その後、東京多摩地方の西で北寄りに進路を変え、30分以上も迷走飛行を続けた機体は遂に、長野県埼玉県との県境付近である、群馬県多野郡上野村の高天原山に墜落した(午後6時56分)。

事故の原因[編集]

123便が操縦不能となった最大の要因は、相模湾上空で機体後部が爆発し、垂直尾翼等を失ったことである。垂直尾翼は、飛行機が安全に飛行するためには必要不可欠なもの。

123便の場合は、機内での気圧を良好に維持する為の圧力隔壁が損傷したことから、その衝撃で垂直尾翼・補助動力装置が吹き飛んだ。

圧力隔壁が損傷した理由については、7年前の1978年に遡る。JA8119(墜落時123便として使用された機体)は、日本航空115便(東京・羽田空港 発 大阪・伊丹空港 行き で123便と同じフライト)として運航され、伊丹空港に着陸しようとした際に、誤って機体の尾部を滑走路に接触させてしまうという、いわゆる「しりもち事故」を起こした。この時、機体を製造した、アメリカ・ボーイングは、JA8119の修理を行ったものの、その修理に欠陥があったことが判明。
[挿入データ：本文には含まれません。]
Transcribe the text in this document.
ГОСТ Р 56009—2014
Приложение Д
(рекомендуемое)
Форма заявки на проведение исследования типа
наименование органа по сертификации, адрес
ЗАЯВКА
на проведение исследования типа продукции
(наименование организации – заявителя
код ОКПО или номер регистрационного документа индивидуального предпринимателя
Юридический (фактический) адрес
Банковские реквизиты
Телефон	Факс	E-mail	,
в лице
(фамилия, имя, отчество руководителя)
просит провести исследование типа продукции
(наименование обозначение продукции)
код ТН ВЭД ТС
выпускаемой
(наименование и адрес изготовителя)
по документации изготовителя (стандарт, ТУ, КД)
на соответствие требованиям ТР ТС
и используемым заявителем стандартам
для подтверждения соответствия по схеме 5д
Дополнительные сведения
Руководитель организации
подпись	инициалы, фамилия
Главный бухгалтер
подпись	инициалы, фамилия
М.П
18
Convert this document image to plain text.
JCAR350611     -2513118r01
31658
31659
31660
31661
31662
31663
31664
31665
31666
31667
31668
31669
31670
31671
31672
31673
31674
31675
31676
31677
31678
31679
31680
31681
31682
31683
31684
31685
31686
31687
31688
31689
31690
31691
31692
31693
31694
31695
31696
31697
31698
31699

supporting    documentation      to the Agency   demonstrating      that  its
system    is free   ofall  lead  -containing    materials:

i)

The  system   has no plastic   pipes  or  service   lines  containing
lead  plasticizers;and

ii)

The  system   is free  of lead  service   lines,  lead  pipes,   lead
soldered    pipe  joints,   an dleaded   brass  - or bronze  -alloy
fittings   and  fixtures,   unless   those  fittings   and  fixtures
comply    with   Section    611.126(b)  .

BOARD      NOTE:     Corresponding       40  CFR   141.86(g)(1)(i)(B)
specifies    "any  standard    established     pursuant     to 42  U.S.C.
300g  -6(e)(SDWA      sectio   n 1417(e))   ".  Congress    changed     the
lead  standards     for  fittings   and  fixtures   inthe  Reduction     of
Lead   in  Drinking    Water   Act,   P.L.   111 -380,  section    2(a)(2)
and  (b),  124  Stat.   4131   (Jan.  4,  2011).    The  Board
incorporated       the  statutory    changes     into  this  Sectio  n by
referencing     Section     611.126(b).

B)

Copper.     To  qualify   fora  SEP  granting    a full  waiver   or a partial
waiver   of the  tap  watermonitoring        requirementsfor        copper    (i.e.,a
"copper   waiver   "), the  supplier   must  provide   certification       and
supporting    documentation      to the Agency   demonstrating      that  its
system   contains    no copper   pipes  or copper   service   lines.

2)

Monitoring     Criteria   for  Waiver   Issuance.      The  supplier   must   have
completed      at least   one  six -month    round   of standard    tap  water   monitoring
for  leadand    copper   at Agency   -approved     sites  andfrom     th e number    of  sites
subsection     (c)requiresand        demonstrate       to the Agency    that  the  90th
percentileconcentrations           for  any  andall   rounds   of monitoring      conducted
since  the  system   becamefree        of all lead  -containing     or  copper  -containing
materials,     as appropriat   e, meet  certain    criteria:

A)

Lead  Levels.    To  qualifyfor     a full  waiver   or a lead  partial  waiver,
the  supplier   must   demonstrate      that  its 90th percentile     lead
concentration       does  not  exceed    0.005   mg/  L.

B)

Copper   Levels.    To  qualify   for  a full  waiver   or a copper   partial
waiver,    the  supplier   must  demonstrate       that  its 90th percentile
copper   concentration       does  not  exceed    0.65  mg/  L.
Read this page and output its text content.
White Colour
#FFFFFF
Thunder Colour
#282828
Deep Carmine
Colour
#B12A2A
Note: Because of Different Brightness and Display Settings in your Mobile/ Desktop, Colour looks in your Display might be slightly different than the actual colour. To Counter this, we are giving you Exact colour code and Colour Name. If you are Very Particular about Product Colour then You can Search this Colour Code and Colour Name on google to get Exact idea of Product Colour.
圧力隔壁に金属疲労が生じてしまったのである。 そして最終的に、(偶然123便として運航中に)圧力隔壁は機内からの圧力に耐え切れず、破壊されてしまったものと考えられる。

また、圧力隔壁が破壊されたということは、破壊部分から機内の空気が抜け出し、急激に気圧が低下する現象、いわゆる 急減圧 が発生したのではないかという推測もあったが、一部ではそれを否定しており(急減圧はなかったとする論)、詳細は不明な点もある。

死者・生存者[編集]

この事故で死亡したのは520人(全て123便の機内にいた人物で、乗客は505人、乗員は15人が死亡した。)。機体の前部から墜落に至ったため、墜落の衝撃がより強かった客室前方にいた乗員・乗客らはほぼ即死であったと推測される。

しかし、機内にいた524人のうち、奇跡的に4人の乗客が生存したのだ。生存者の4人は、いずれも機体後方部に着席していた乗客である(最も墜落の衝撃が少なかった部位と考えられる)。

なお、この事故においては、事故が発生してから墜落の現場が特定されるまで、かなりの時間を要してしまった(正確な地点が把握されるまでには半日以上もかかった)ため、もっと早期に墜落現場が特定されていれば、救助等もいち早く行うことができ、生存者ももっと多数になっていたことが考えられる。